While both tuition hikes were ultimately passed, Butler’s opposition – along with her other initiatives as a regent – highlights her commitment to making the university system more accessible, especially for first-generation students, low-income students and students of color.

On the other hand, Butler’s appointment to the Senate seat has also been controversial among some sectors of the labor movement and elsewhere in California.

In particular, critics have noted her joining Airbnb as its director of public policy and campaigns and her consulting work with Uber during the rideshare company’s campaign for Proposition 22, which prevented gig workers from being classified as paid employees.

Airbnb has received a great deal of criticism for its role in rising rent prices across the country and its use by landlords to circumvent local housing regulations and anti-discrimination laws, which continues despite the company’s efforts.

In 2019 and 2020, Butler worked as a consultant at SCRB Strategies, advising Uber and serving as a contact between the company and California unions while labor activists organized in the state to pass Assembly Bill 5, according to a Politico report.

That bill would have provided employee benefits and other protections to gig workers at companies such as Uber, Lyft and DoorDash, which were exploiting loopholes in employment law to avoid classifying their workers as employees instead of private contractors.

In response, these tech giants organized a campaign costing more than $200 million to neuter the new law through Proposition 22, an ultimately successful ballot initiative that exempted gig workers from the law’s protections.
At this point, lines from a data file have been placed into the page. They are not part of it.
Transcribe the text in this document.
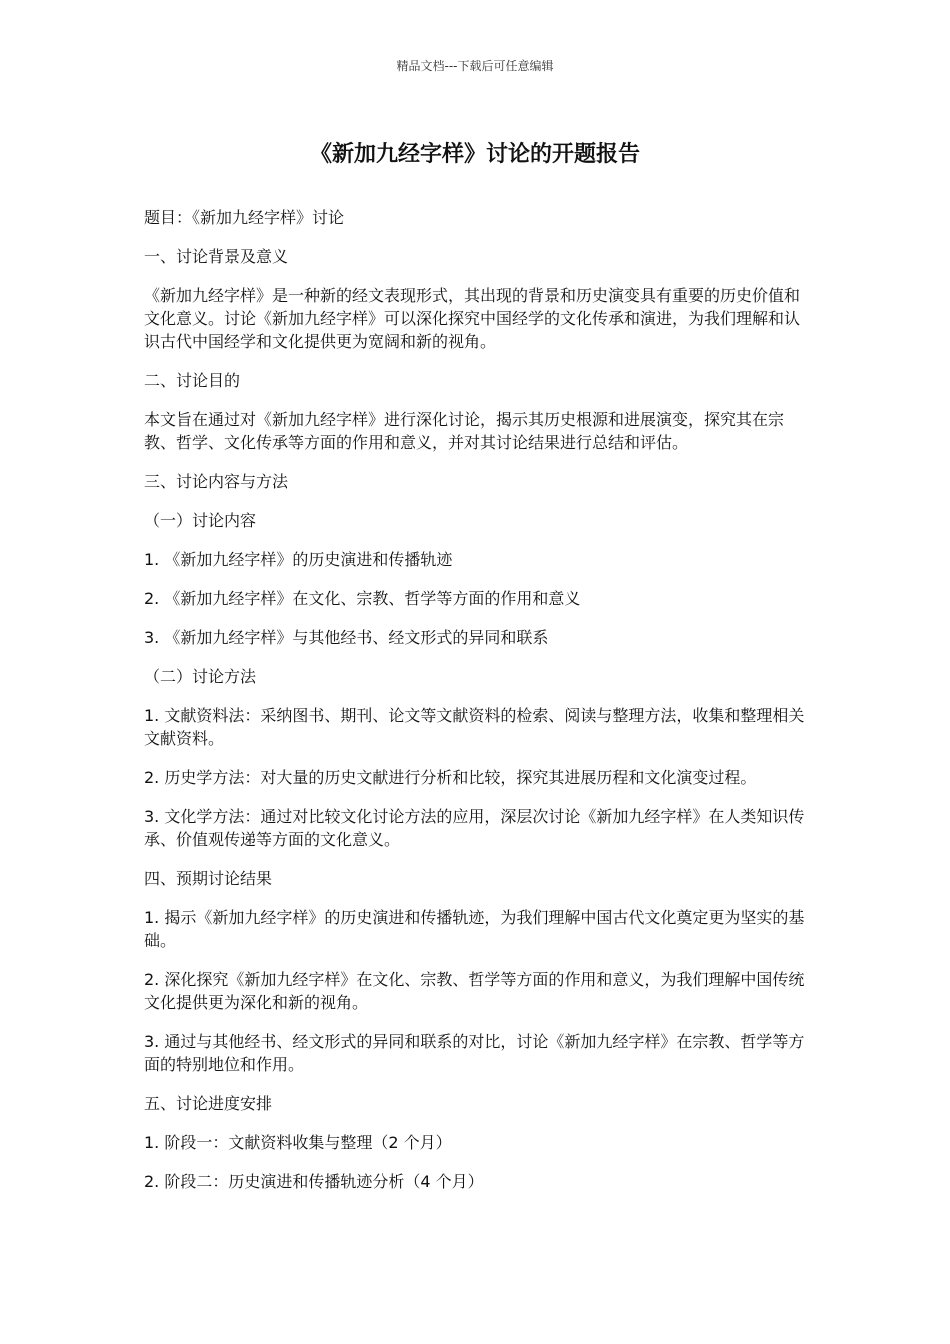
精品文档---下载后可任意编辑
《新加九经字样》讨论的开题报告

题目：《新加九经字样》讨论

一、讨论背景及意义

《新加九经字样》是一种新的经文表现形式，其出现的背景和历史演变具有重要的历史价值和文化意义。讨论《新加九经字样》可以深化探究中国经学的文化传承和演进，为我们理解和认识古代中国经学和文化提供更为宽阔和新的视角。

二、讨论目的

本文旨在通过对《新加九经字样》进行深化讨论，揭示其历史根源和进展演变，探究其在宗教、哲学、文化传承等方面的作用和意义，并对其讨论结果进行总结和评估。

三、讨论内容与方法

（一）讨论内容

1. 《新加九经字样》的历史演进和传播轨迹

2. 《新加九经字样》在文化、宗教、哲学等方面的作用和意义

3. 《新加九经字样》与其他经书、经文形式的异同和联系

（二）讨论方法

1. 文献资料法：采纳图书、期刊、论文等文献资料的检索、阅读与整理方法，收集和整理相关文献资料。

2. 历史学方法：对大量的历史文献进行分析和比较，探究其进展历程和文化演变过程。

3. 文化学方法：通过对比较文化讨论方法的应用，深层次讨论《新加九经字样》在人类知识传承、价值观传递等方面的文化意义。

四、预期讨论结果

1. 揭示《新加九经字样》的历史演进和传播轨迹，为我们理解中国古代文化奠定更为坚实的基础。

2. 深化探究《新加九经字样》在文化、宗教、哲学等方面的作用和意义，为我们理解中国传统文化提供更为深化和新的视角。

3. 通过与其他经书、经文形式的异同和联系的对比，讨论《新加九经字样》在宗教、哲学等方面的特别地位和作用。

五、讨论进度安排

1. 阶段一：文献资料收集与整理（2 个月）

2. 阶段二：历史演进和传播轨迹分析（4 个月）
California public records show that Uber paid SCRB Strategies over $185,000 for Butler’s consulting work and other lobbying efforts during the campaigns for Assembly Bill 5 and Proposition 22, according to Politico.

Butler’s controversial work for these tech giants paints the new senator in a less flattering light. The decision by Newsom to appoint Butler as senator has also undergone a great deal of scrutiny from labor advocates, especially given his recent controversial vetoes on several bills that the California labor movement strongly supported.

Regardless, Butler’s appointment to the seat remains a major milestone for California and the nation. Whether she will effectively represent the interests of Californians in Congress is still a question left unanswered.

But if her work toward the $15 minimum wage and her time as a UC Regent are any indication, she has the potential to make true progress in the upper chamber of Congress.